Unerheblich ist für das FG München auch, dass zur Zeit eine Beschränkung des Vorsteuerabzugs für Repräsentationsaufwendungen gemeinschaftsrechtlich geprüft wird. Diese ausstehende gemeinschaftsrechtliche Regelung kann nicht von den Mitgliedstaaten im Vorgriff schon in nationales Recht umgesetzt werden. Eine Ermächtigung zur Einführung einer solchen Beschränkung nach Art. 27 der 6. EG-RL ist von der Bundesregierung auch nicht eingeholt worden.
Hinweis
Das FG München hatte schon mit Beschluss vom 2.12.2002 im Aussetzungsverfahren ernstliche Zweifel an der gemeinschaftsrechtlichen Vereinbarkeit des Ausschlusses vom Vorsteuerabzug in diesem Fall geäußert. Insoweit ist das Urteil die konsequente Entscheidung zu diesem - wahrscheinlich jeden Unternehmer betreffenden - Problem. Wegen der grundsätzlichen Bedeutung der Rechtssache hat das FG die Revision beim BFH zugelassen, die Chancen für eine aus Sicht des Unternehmers positive Entscheidung des BFH stehen nicht schlecht. Der Unternehmer sollte aus diesem Grunde alle Veranlagungen seit 1999 offen halten. Zumindest in den Fällen, in denen kein Bescheid zur Umsatzsteuer erlassen wurde (die Steuererklärung gilt, soweit kein Bescheid erlassen wird, als Veranlagung unter Vorbehalt der Nachprüfung), kann die Festsetzungsverjährung nach § 169 f. AO für Besteuerungszeiträume ab 1999 frühestens Ende 2004 eintreten. Insoweit besteht noch kein akuter Handlungsbedarf. Zumindest gegen Ende 2004 oder in den Fällen, in denen Bescheide ohne Vorbehalt der Nachprüfung zur Umsatzsteuer erlassen werden, sollte Einspruch gegen die Veranlagung eingelegt werden und Ruhen des Verfahrens beantragt werden.

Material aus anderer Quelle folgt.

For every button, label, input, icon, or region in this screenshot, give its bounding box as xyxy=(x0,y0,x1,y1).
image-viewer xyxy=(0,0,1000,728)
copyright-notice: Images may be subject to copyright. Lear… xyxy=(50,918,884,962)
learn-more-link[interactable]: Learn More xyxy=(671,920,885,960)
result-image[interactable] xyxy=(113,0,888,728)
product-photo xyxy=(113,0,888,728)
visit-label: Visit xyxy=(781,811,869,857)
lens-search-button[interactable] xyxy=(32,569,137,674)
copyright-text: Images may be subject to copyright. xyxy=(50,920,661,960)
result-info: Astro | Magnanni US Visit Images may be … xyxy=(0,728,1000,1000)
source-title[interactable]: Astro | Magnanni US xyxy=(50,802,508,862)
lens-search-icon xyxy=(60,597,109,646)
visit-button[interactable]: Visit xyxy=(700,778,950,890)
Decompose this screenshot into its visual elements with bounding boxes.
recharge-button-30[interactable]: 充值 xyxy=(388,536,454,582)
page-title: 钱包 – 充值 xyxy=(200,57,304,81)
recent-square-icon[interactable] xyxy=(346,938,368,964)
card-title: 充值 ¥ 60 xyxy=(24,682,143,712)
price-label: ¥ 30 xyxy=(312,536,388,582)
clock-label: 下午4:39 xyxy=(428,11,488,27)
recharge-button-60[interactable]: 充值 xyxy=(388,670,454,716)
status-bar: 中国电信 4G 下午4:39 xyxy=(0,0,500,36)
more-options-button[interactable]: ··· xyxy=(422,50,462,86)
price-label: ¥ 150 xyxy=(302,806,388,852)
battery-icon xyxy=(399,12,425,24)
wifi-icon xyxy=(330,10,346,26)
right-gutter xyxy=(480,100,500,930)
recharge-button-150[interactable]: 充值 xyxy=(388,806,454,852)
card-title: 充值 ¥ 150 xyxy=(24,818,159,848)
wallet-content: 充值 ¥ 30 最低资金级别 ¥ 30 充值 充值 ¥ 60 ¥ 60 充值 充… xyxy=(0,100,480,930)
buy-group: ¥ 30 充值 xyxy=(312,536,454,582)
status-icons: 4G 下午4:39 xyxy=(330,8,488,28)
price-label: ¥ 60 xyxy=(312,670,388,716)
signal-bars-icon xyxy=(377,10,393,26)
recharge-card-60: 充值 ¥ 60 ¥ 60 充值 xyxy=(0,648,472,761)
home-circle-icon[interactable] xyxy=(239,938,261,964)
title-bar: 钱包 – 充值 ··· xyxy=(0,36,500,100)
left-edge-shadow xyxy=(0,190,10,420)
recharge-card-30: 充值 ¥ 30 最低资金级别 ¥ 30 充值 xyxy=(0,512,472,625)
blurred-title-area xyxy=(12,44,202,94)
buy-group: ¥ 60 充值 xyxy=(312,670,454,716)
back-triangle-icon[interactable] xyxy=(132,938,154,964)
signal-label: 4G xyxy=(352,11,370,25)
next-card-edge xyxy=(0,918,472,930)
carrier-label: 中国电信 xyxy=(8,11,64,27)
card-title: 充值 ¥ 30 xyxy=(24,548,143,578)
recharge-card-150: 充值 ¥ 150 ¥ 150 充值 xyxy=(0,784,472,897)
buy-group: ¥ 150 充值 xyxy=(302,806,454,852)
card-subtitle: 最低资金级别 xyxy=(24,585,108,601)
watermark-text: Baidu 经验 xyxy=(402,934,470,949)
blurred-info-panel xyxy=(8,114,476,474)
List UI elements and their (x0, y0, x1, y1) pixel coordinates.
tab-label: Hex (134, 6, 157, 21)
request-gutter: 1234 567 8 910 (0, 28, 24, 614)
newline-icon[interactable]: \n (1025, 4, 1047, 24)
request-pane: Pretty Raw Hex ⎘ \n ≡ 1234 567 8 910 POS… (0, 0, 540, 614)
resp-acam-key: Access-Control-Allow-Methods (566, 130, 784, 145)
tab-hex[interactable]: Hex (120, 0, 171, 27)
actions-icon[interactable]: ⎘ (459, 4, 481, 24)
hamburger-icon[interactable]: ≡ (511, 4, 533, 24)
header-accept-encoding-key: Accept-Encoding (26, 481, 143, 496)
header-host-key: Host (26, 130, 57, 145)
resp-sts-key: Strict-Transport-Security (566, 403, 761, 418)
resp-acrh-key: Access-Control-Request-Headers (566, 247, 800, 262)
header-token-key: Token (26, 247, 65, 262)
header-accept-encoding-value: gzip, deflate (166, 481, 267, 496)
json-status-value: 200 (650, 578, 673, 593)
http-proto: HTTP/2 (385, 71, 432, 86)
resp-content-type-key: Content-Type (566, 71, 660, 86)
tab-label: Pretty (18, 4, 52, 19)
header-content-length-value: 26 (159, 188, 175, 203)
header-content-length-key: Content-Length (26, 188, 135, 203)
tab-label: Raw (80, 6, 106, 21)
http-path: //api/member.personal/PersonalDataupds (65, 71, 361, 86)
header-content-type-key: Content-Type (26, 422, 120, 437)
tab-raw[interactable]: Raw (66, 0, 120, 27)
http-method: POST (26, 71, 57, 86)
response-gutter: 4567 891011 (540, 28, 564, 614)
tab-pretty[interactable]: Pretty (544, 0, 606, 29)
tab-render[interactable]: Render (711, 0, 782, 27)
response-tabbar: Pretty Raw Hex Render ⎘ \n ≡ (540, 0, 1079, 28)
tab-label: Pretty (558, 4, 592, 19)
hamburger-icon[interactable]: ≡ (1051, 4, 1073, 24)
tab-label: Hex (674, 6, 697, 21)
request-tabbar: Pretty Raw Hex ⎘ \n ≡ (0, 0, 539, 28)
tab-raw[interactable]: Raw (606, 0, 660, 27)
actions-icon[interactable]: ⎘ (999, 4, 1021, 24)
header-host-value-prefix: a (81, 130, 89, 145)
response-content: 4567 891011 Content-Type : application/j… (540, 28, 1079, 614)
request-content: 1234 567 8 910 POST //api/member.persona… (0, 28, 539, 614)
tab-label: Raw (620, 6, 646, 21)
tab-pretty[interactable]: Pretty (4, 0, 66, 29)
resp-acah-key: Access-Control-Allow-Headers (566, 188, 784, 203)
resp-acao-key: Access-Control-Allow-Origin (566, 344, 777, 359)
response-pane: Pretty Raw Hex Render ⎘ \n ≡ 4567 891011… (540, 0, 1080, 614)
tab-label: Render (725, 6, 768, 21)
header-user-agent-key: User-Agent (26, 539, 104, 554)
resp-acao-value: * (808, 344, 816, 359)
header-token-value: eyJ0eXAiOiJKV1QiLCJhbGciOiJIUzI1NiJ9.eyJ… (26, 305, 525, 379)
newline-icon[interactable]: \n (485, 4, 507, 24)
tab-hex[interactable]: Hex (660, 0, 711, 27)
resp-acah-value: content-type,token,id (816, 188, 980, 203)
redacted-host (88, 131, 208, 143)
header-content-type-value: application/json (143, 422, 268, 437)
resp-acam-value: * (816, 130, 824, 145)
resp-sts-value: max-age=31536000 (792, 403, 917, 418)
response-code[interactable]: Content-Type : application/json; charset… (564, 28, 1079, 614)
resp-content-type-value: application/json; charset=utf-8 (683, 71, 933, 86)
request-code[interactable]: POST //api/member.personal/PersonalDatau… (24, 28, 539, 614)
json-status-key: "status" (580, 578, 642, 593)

In der laufenden Buchhaltung muss der Unternehmer selber entscheiden, ob er den vollen Vorsteuerabzug aus den Bewirtungsaufwendungen vornimmt oder - vorerst - nur aus den ertragsteuerlich abzugsfähigen 70 %. Allerdings sollte unbedingt im Zusammenhang mit der Voranmeldung oder der Jahressteuererklärung darauf hingewiesen werden, dass der Vorsteuerabzug in vollem Umfang vorgenommen worden ist. Das Finanzamt wird dann gegebenenfalls - soweit keine Weisung des BMF erfolgt - eine geänderte Festsetzung vornehmen, auf die dann mit Einspruch und gegebenenfalls Antrag auf Aussetzung der Vollziehung bzw. Ruhen lassen des Verfahrens reagiert werden muss.